MessageSujet: Les Origines   Mer 28 Déc - 14:06


Tamashi no Higan
Comment tout a commencé...


Te souviens-tu de ce jour où ta vie a basculé ? De cet instant où tu as enfin compris que ce monde ne voulait plus de toi ? Tous ces gens qui t’entouraient se sont montrés si cruels avec toi ! Ils t’ont exclu, t’ont maltraité, t’ont méprisé… Et tu as décidé de partir, de quitter cet endroit où tu avais toujours vécu mais où tu savais que tu n’avais plus ta place, que tu n’en avais peut-être même jamais eu. C’est cette décision qui a chamboulé ta vie, lui a fait prendre une toute autre tournure. Dès le moment où tu as choisi, où tu as fugué et t’es mis à filer aussi vite que possible dans les rues de ta ville, les rouages du destin ont vaincu la rouille qui les immobilisait pour se mettre à tourner et entraîner la succession d’événements qui te sont arrivés. Tu as couru et couru encore à en perdre haleine… Et tu as entendu la Clochette. Ce son délicat, léger, cristallin, qui t’a poussé à stopper net ton mouvement saccadé de fuite désespérée et à regarder autour de toi.
C’est alors que tu as vu la ruelle. Ce passage étroit entre deux façades de maisons et parsemé de lanternes tout le long pour t’indiquer la route à prendre. Une ruelle que tu n’avais jamais vue, auparavant. Une ruelle dont tu étais persuadé qu’elle n’avait jamais existé. Mais malgré les doutes et le mystère entourant ce chemin, comme guidé par ton instinct, tu t’y es engouffré. Tu t’es faufilé dans le faible interstice entre les deux murs immenses, tu t’es glissé juste en dessous des files de lanternes tanguant côte à côte dans les airs. Le ciel sombre disparaissait au fur et à mesure au-dessus de ta tête, mais tu ne l’as pas remarqué. Les murs se resserraient, t’opprimaient. Mais il fallait que tu continues. Le sol plat s’est mis d’un coup à descendre et tes pieds ont fini par rencontrer des marches. Même si tu ne voyais pas la forme de la route, c’était comme si tes jambes savaient, comme si elles étaient déjà passées par ici et connaissaient parfaitement le sentier. Empruntant l’escalier qui s’est imposé à toi, tu es descendu, descendu… Jusqu’à ce qu’un mur apparaisse devant toi et que tu freines ton mouvement juste devant une vieille porte en bois complètement délabrée.
Mais toi, tu ne t’es pas arrêté là. Tu as tendu ta main sans hésiter une seule seconde et tu as poussé le rectangle de bois qui t’empêchait d’aller plus loin. Si la porte protestait, grinçait sourdement et faisait tout pour t’empêcher d’ouvrir la voie, tu l’as ignorée et tu as persévéré dans ton épreuve de force. Et elle a fini par céder, te laissant t’engouffrer dans une pièce chargée et lumineuse.
Ce qui s’est offert à tes yeux à cet instant était un véritable bazar, un mélange de couleurs vives et bariolées. De multiples objets étaient empilés çà et là, les uns sur les autres, semblant venir de tous les âges et de tous les continents. Des poutres reliaient le plafond, les murs et le sol dans tous les sens et n’importe où, comme si la salle avait été transpercée de toute part.
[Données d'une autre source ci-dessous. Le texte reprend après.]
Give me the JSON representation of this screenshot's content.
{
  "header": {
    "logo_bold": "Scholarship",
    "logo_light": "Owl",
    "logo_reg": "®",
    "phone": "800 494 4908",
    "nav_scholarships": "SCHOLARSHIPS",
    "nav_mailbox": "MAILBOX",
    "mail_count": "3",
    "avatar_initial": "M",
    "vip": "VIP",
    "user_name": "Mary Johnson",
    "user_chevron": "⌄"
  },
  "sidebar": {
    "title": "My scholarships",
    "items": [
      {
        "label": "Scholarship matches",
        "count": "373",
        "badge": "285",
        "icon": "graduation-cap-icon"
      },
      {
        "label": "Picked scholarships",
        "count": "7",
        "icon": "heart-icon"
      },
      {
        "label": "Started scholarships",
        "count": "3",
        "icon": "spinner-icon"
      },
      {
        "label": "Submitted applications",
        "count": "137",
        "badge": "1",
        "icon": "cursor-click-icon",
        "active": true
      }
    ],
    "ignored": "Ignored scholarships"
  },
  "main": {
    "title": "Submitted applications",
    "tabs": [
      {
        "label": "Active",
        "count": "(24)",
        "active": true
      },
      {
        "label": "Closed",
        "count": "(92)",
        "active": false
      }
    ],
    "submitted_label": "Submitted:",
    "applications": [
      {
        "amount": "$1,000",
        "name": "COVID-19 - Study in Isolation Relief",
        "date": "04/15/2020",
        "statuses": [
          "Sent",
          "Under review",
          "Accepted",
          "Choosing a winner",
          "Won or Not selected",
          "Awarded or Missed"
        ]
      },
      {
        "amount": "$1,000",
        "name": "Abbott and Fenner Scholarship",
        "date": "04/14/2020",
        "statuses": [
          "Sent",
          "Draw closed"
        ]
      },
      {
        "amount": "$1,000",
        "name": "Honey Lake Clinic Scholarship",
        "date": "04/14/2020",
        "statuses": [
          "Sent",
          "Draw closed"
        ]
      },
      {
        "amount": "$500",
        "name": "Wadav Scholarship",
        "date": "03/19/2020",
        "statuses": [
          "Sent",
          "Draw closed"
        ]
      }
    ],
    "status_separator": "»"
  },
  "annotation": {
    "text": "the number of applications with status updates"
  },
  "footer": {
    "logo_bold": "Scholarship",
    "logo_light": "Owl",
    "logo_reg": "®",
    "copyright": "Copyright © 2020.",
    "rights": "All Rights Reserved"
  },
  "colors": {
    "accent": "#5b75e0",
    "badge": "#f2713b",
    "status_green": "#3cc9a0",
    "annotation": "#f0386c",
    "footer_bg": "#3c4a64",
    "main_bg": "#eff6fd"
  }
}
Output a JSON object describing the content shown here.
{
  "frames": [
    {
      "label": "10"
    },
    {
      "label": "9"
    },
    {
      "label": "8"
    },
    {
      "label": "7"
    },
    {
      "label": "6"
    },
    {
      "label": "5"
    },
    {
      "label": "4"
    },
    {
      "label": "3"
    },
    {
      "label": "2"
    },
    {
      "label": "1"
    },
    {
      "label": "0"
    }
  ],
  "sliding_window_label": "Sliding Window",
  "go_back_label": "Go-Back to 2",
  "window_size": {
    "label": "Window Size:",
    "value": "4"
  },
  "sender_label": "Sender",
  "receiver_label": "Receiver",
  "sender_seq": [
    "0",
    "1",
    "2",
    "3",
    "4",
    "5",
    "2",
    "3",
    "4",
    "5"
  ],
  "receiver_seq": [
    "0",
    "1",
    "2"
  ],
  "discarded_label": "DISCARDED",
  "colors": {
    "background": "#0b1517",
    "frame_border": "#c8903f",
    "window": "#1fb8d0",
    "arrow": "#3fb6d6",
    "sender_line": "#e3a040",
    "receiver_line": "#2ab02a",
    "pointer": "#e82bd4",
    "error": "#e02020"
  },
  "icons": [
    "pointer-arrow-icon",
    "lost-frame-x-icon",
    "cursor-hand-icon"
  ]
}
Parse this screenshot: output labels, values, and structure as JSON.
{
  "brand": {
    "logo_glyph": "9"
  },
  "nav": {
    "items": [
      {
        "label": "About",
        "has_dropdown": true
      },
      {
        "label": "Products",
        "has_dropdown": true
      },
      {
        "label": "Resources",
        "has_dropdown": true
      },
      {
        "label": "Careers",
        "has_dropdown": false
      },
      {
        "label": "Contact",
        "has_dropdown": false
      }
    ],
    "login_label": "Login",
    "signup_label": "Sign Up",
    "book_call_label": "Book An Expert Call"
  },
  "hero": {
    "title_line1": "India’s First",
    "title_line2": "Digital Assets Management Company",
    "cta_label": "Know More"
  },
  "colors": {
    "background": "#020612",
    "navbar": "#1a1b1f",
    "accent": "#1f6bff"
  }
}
S’il n’y avait aucun signe de vie dans cet endroit étrange et coloré, tu savais pourtant que quelqu’un t’attendait.
Alors tu as avancé au milieu de ce qui ressemblait grossièrement à des allées, slalomant entre les piles successives, jusqu’à arriver à un bureau. Une petite table en bois envahie par les feuilles et, posée sur son coin gauche, cette étrange télévision rose dont l’écran grésillait bruyamment et qui était surmontée d’une statuette de chat blanche. En voyant ce semblant de comptoir, tu as étrangement compris que tu te trouvais dans une boutique. Et c’est à ce moment qu’il est arrivé. Se tenant derrière toi, il a commencé à te parler d’une voix étouffée et grave.
« Bienvenue dans mon humble boutique, noble visiteur… »
Tu t’es retourné et as dévisagé cet homme aux cheveux blancs parsemés de mèches rouges. Un masque recouvrait la moitié de son visage et une capuche reposait sur le sommet de son crâne. Une longue tunique rouge était souplement déposée sur ses épaules. Et il y avait ce sourire inquiétant… Pourtant, tu l’as écouté te parler des malheurs que la vie pouvait parfois apporter, comme s’il savait ce qui t’était arrivé et ce qui t’avait conduit jusqu’ici. Tu t’es même confié à lui, lui racontant tes propres mésaventures.
« Je ne veux pas retourner d’où je viens, il n’y a plus rien qui m’attend. Plus personne ne veut de moi. »
Lui as-tu dit. Et alors, son sourire s’est agrandit. Il a glissé la main à l’intérieur de sa veste et en a sorti un petit flacon contenant un liquide rouge. La même couleur que le sang, mais tu savais que ce n’en était pas.
« Alors je peux faire quelque chose pour toi… »
Il t’a tendu le flacon, te disant qu’il fallait que tu le boives. Alors tu lui as obéit, tu as avalé sans la moindre hésitation ce liquide au goût infecte. Et ta tête a commencé à tourner.
Tu te souviens avoir pensé que tu lui faisais confiance, alors que tu venais tout juste de le rencontrer, et qu’il t’avait trahi. Par la suite, plus rien, c’est le trou noir…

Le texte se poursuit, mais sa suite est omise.